Add Two Numbers medium

Problem Statement

You are given two non-empty linked lists representing two non-negative integers. The digits are stored in reverse order, and each of their nodes contains a single digit. Add the two numbers and return the sum as a linked list.

You may assume the two numbers do not contain any leading zero, except the number 0 itself.

Example 1

Input: l1 = [2,4,3], l2 = [5,6,4] Output: [7,0,8] Explanation: 342 + 465 = 807.

Example 2

Input: l1 = [0], l2 = [0] Output: [0]

Steps

1. Initialization: Create a dummy head node for the result linked list. This simplifies handling the first node. Initialize a carry variable to 0.
2. Iteration: Iterate through both linked lists simultaneously using two pointers, p and q. In each iteration:
   • Calculate the sum of the digits at the current nodes (p.val and q.val) plus the carry.
   • Update the carry to the quotient of the sum divided by 10 (integer division).
   • Create a new node with the remainder of the sum divided by 10 (the units digit) and append it to the result list.
   • Move pointers p and q to the next nodes.
3. Handle Remaining Nodes: If one list is longer than the other, continue iterating through the remaining nodes of the longer list, adding the carry.
4. Handle Final Carry: If there's a remaining carry after processing all nodes, append a new node with the carry value.
5. Return: Return the next node after the dummy head (the actual head of the result list).

Explanation

The algorithm simulates addition as we do it manually. We process digits from least significant to most significant (because the lists are reversed). The carry variable keeps track of any overflow from the sum of digits.
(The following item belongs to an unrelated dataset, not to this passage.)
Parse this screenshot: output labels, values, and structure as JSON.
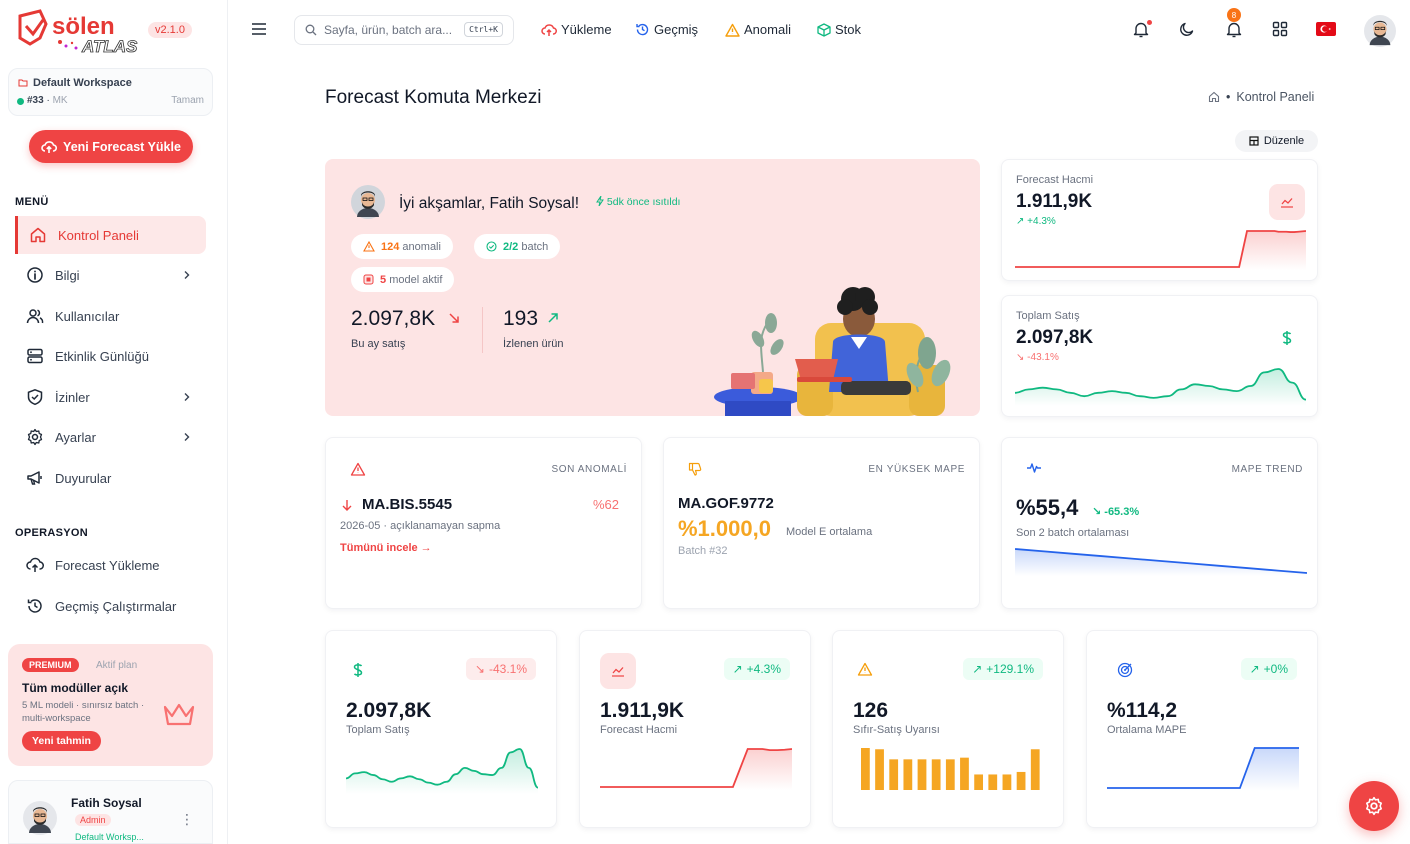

The dummy node simplifies the code by handling edge cases where the result list starts empty.

Code

/**
 * Definition for singly-linked list.
 * public class ListNode {
 *     int val;
 *     ListNode next;
 *     ListNode() {}
 *     ListNode(int val) { this.val = val; }
 *     ListNode(int val, ListNode next) { this.val = val; this.next = next; }
 * }
 */
class Solution {
    public ListNode addTwoNumbers(ListNode l1, ListNode l2) {
        ListNode dummyHead = new ListNode(0); // Dummy node for simplification
        ListNode current = dummyHead;
        int carry = 0;

        while (l1 != null || l2 != null || carry != 0) {
            int sum = carry;
            if (l1 != null) {
                sum += l1.val;
                l1 = l1.next;
            }
            if (l2 != null) {
                sum += l2.val;
                l2 = l2.next;
            }

            carry = sum / 10; //integer division
            int digit = sum % 10; //remainder

            current.next = new ListNode(digit);
            current = current.next;
        }

        return dummyHead.next;
    }
}

Complexity

• Time Complexity: O(max(m, n)), where m and n are the lengths of the input linked lists. We iterate through the lists once.
• Space Complexity: O(max(m, n)), in the worst case, the result list will have a length equal to the maximum of the lengths of the input lists plus one (for the carry). This space is used for the new linked list.